Although the story of Noah and the Flood (Genesis 6:5–9:17) is one of the most famous of biblical stories, an understanding of its theological significance is hardly self-evident or straightforward. Moreover, although it is one of the first biblical stories that many children encounter, through picture bookswith colorful depictions of paired animals in proximity to a houseboat, it is a story that at the present time is generating high levels of unease as to its nature as a religious text and its suitability even for adults, never mind for children.
Richard Dawkins, for example, says,
The legend of the animals going into the ark two by two is charming, but the moral of the story of Noah is appalling. God took a dim view of humans, so he (with the exception of one family) drowned the lot of them including children and also, for good measure, the rest of the (presumably blameless) animals as well.
Although, as will be seen, this account of the story's “moral”
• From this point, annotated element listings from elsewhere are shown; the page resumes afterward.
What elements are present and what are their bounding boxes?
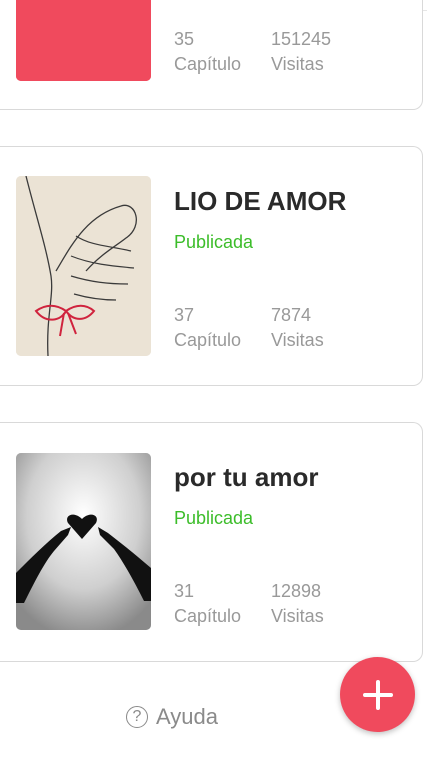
visits-count: 151245 [271,29,332,49]
visits-label: Visitas [271,54,324,74]
story-title[interactable]: LIO DE AMOR [174,186,346,217]
story-status: Publicada [174,232,254,252]
visits-label: Visitas [271,606,324,626]
chapters-count: 37 [174,305,195,325]
story-card[interactable]: por tu amor Publicada 31 Capítulo 12898 … [0,422,423,662]
story-title[interactable]: por tu amor [174,462,318,493]
story-cover-image[interactable]: Mariana Luz [16,0,151,81]
visits-count: 7874 [271,305,312,325]
visits-label: Visitas [271,330,324,350]
plus-icon [362,679,393,710]
add-story-button[interactable] [340,657,415,732]
help-link[interactable]: ? Ayuda [126,704,218,730]
story-status: Publicada [174,508,254,528]
visits-count: 12898 [271,581,322,601]
visits-stat: 12898 Visitas [271,579,324,629]
chapters-label: Capítulo [174,606,242,626]
chapters-stat: 31 Capítulo [174,579,241,629]
story-card[interactable]: Mariana Luz 35 Capítulo 151245 Visitas [0,0,423,110]
chapters-label: Capítulo [174,54,242,74]
question-circle-icon: ? [126,706,148,728]
chapters-label: Capítulo [174,330,242,350]
chapters-stat: 37 Capítulo [174,303,241,353]
chapters-count: 35 [174,29,195,49]
chapters-count: 31 [174,581,195,601]
visits-stat: 151245 Visitas [271,27,331,77]
help-label: Ayuda [156,704,218,729]
story-cover-image[interactable] [16,176,151,356]
chapters-stat: 35 Capítulo [174,27,241,77]
story-card[interactable]: LIO DE AMOR Publicada 37 Capítulo 7874 V… [0,146,423,386]
story-cover-image[interactable] [16,453,151,630]
visits-stat: 7874 Visitas [271,303,324,353]
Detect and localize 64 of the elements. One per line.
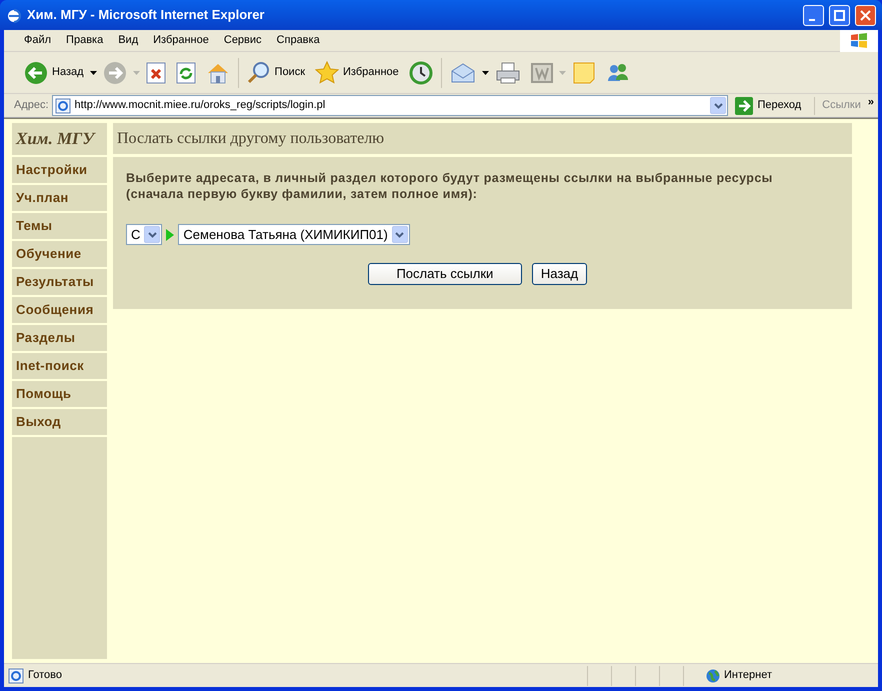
- clock-icon: [408, 60, 433, 84]
- maximize-button[interactable]: [829, 4, 850, 26]
- address-field[interactable]: http://www.mocnit.miee.ru/oroks_reg/scripts/login.pl: [52, 95, 728, 116]
- page-heading: Послать ссылки другому пользователю: [113, 123, 852, 154]
- menu-item[interactable]: Вид: [112, 32, 144, 49]
- windows-logo-icon: [850, 32, 868, 48]
- window-title: Хим. МГУ - Microsoft Internet Explorer: [27, 6, 266, 24]
- go-button[interactable]: Переход: [731, 96, 806, 114]
- menu-item[interactable]: Сервис: [218, 32, 268, 49]
- caret-icon: [482, 70, 489, 74]
- document-icon: [530, 62, 553, 82]
- refresh-icon: [176, 62, 196, 84]
- nav-link[interactable]: Уч.план: [12, 185, 107, 211]
- letter-select[interactable]: С: [126, 224, 162, 245]
- triangle-icon: [166, 228, 174, 240]
- nav-link[interactable]: Результаты: [12, 269, 107, 295]
- nav-link[interactable]: Темы: [12, 213, 107, 239]
- back-button[interactable]: Назад: [20, 54, 88, 90]
- dropdown-button[interactable]: [392, 226, 408, 243]
- instruction-text: Выберите адресата, в личный раздел которого будут размещены ссылки на выбранные ресурсы (сначала первую букву фамилии, затем полное имя):: [126, 170, 774, 202]
- chevron-down-icon: [395, 232, 404, 238]
- close-button[interactable]: [855, 4, 876, 26]
- favorites-button[interactable]: Избранное: [311, 54, 403, 90]
- chevron-down-icon: [714, 102, 723, 108]
- envelope-icon: [450, 62, 476, 84]
- nav-link[interactable]: Помощь: [12, 381, 107, 407]
- nav-link[interactable]: Настройки: [12, 157, 107, 183]
- menu-item[interactable]: Справка: [270, 32, 326, 49]
- globe-icon: [706, 668, 720, 682]
- nav-link[interactable]: Обучение: [12, 241, 107, 267]
- minimize-button[interactable]: [803, 4, 824, 26]
- nav-link[interactable]: Разделы: [12, 325, 107, 351]
- menu-item[interactable]: Файл: [18, 32, 58, 49]
- star-icon: [315, 60, 340, 84]
- maximize-icon: [834, 10, 845, 20]
- caret-icon: [90, 70, 97, 74]
- recipient-select[interactable]: Семенова Татьяна (ХИМИКИП01): [178, 224, 410, 245]
- search-button[interactable]: Поиск: [242, 54, 310, 90]
- search-icon: [246, 60, 271, 84]
- status-text: Готово: [28, 668, 62, 684]
- arrow-icon: [735, 96, 754, 114]
- security-zone: Интернет: [724, 668, 772, 684]
- back-button[interactable]: Назад: [532, 263, 588, 285]
- nav-link[interactable]: Выход: [12, 409, 107, 435]
- page-icon: [54, 98, 71, 114]
- printer-icon: [494, 60, 521, 84]
- site-title: Хим. МГУ: [12, 123, 107, 155]
- chevron[interactable]: »: [868, 94, 874, 110]
- dropdown-button[interactable]: [710, 97, 726, 114]
- menu-item[interactable]: Избранное: [147, 32, 215, 49]
- caret-icon: [558, 70, 566, 74]
- stop-icon: [146, 62, 166, 84]
- close-icon: [860, 10, 871, 20]
- chevron-down-icon: [148, 232, 157, 238]
- send-button[interactable]: Послать ссылки: [368, 263, 522, 285]
- address-label: Адрес:: [14, 98, 49, 114]
- caret-icon: [132, 70, 140, 74]
- menu-item[interactable]: Правка: [60, 32, 110, 49]
- nav-link[interactable]: Inet-поиск: [12, 353, 107, 379]
- minimize-icon: [808, 19, 814, 21]
- page-icon: [8, 668, 24, 684]
- nav-link[interactable]: Сообщения: [12, 297, 107, 323]
- dropdown-button[interactable]: [144, 226, 160, 243]
- note-icon: [572, 60, 596, 84]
hardly reflects an attentive reading of the text, Dawkins' attitude is representative of a widespread contemporary sense that the Bible is a far more problematic and dangerous text than has sometimes been allowed by those who revere it as holy scripture.
Within modern scholarship, although the moral and theological significance of the Flood story has not been neglected, it has usually been considered primarily in conjunction with two other debates about the text: on the one hand, the mode of telling of the Flood story, and, on the other hand, the significance of the nineteenth century discovery of a strikingly comparable account within the Epic of Gilgamesh.